• OFWs face ‘challenges’ if Iran-Saudi row worsens


    An escalation of tensions between Saudi Arabia and Iran could lead to “challenges,” particularly with regard to jobs, for overseas Filipino workers (OFWs) in the Middle East, a senior Bangko Sentral ng Pilipinas (BSP) official said.

    “My concern is that if the Saudi-Iran conflict extends beyond their respective borders and affects all the contiguous jurisdictions, then we will have some challenges,” central bank Deputy Governor Diwa Guinigundo told reporters.

    Sunni-led Saudi Arabia severed diplomatic ties with Iran earlier this month after protesters ransacked its embassy in Tehran following the execution of a Shiite cleric. Iran, which is predominantly Shiite, declared that Saudi Arabia would face “quick consequences” for the execution.

    Earlier this week, Saudi Arabia accused Iran of “spreading sedition, unrest and chaos in the region” just days after a historic nuclear deal—which Tehran claims was being blocked by Riyadh—lifted economic sanctions against its rival.

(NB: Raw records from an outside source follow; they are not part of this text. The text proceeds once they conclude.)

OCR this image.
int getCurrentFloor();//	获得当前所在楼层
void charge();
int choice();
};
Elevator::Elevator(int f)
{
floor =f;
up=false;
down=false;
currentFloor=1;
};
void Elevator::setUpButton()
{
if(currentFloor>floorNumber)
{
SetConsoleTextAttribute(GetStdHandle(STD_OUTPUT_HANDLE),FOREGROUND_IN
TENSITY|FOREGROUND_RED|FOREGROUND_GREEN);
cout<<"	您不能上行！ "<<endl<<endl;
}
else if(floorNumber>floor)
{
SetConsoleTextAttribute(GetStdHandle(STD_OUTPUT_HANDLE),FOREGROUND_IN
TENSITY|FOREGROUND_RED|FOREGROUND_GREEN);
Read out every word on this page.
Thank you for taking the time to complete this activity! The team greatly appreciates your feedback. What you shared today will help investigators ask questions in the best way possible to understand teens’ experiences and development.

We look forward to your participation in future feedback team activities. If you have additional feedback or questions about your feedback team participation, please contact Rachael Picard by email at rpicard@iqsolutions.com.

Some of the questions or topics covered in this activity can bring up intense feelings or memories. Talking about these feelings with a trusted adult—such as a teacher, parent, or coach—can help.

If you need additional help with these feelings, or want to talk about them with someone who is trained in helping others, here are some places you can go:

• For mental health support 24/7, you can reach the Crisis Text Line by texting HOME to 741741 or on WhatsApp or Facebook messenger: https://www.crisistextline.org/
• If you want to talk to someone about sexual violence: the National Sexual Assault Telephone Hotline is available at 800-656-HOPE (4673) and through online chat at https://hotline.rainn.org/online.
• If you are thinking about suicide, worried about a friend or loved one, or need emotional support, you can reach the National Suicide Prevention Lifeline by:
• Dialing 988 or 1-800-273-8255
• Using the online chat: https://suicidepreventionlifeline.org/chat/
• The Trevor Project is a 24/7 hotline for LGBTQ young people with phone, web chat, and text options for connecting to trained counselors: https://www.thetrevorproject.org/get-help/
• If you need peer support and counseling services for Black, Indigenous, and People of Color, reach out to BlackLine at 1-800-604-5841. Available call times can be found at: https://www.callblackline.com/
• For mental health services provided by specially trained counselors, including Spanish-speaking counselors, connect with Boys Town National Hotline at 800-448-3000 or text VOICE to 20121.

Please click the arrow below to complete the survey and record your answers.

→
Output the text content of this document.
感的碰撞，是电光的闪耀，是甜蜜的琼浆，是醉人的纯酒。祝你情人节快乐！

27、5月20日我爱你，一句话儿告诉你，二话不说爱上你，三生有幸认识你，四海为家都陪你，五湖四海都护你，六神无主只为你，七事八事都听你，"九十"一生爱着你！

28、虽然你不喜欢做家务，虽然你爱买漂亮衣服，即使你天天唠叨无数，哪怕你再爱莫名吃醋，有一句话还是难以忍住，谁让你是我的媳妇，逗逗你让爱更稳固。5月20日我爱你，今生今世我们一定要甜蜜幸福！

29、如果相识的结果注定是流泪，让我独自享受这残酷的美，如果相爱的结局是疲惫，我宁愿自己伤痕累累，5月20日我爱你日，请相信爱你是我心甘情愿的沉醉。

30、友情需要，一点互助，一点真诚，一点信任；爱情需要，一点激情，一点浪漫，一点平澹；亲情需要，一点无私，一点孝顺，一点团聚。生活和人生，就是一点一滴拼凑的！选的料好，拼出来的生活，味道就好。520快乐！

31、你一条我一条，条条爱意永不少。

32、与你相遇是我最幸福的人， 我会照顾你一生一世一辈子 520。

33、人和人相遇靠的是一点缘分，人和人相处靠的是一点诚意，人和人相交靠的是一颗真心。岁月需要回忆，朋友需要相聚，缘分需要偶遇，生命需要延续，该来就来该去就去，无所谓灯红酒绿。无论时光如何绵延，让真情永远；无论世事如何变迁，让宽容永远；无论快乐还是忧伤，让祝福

    While war between is said to be unlikely, the conflict has reportedly extended into the oil arena, with Iran ramping up output following the lifting of sanctions and Saudi Arabia maintaining its production pace even as global oil prices plunge due to an oversupply.

    Other countries are urging a “de-escalation” given continued tensions between the religious and economic rivals. This week, the president of China—a major buyer of both Saudi and Iranian oil—visited Riyadh and is also scheduled to make a stop in Iran as part of a tour of the oil-rich Middle East.

    The oil price plunge has hurt economies in the region, which has raised fears about the availability of work for OFWs, whose remittances help prop up the Philippine economy.

    Pointing to the likely impact on jobs in the Middle East, Guinigundo said, “In the past we had the 1991 Gulf War and the 2003 the second Gulf War. But ou r OFWs were able to move elsewhere and find alternative employment.”

    Earlier this month, central bank Governor Amando Tetangco Jr warned that remittances could be affected by tensions in the Middle East.

    “As for overseas Filipino remittances, we may see some temporary setback because of logistical difficulties and deployment may slow,” Tetangco said in a text message to reporters.

    “But based on experiences from past regional conflicts, our overseas workers are able to find ways of sending back money to their families here and also work in other areas that may be safer from conflict,” he added.

    Two Middle East countries—Saudi Arabia and the United Arab Emirates (UAE) — were among the major sources of cash remittances in the first 11 months of 2015 based on latest central bank data.

    Funds coursed through banks for the January to November period grew by 3.6 percent to $22.83 billion, mainly coming from Saudi Arabia, the UAE as well as the United States, Singapore, the United Kingdom, Japan, Canada and Hong Kong.

    Middle East countries were also among the primary destinations of OFWs based on data from the Philippine Overseas Employment Administration (POEA).

    The POEA said 771,635 job orders were approved during the period. Of these, 44 percent were for service, production, and professional, technical and related positions in Saudi Arabia, Kuwait, Qatar, Taiwan, and Hong Kong.

    The central bank has trimmed its cash remittances outlook for 2015 to 4 percent from 5 percent. In value terms, cash remittances are projected to have reached $25.3 billion last year from $24.3 billion in 2014.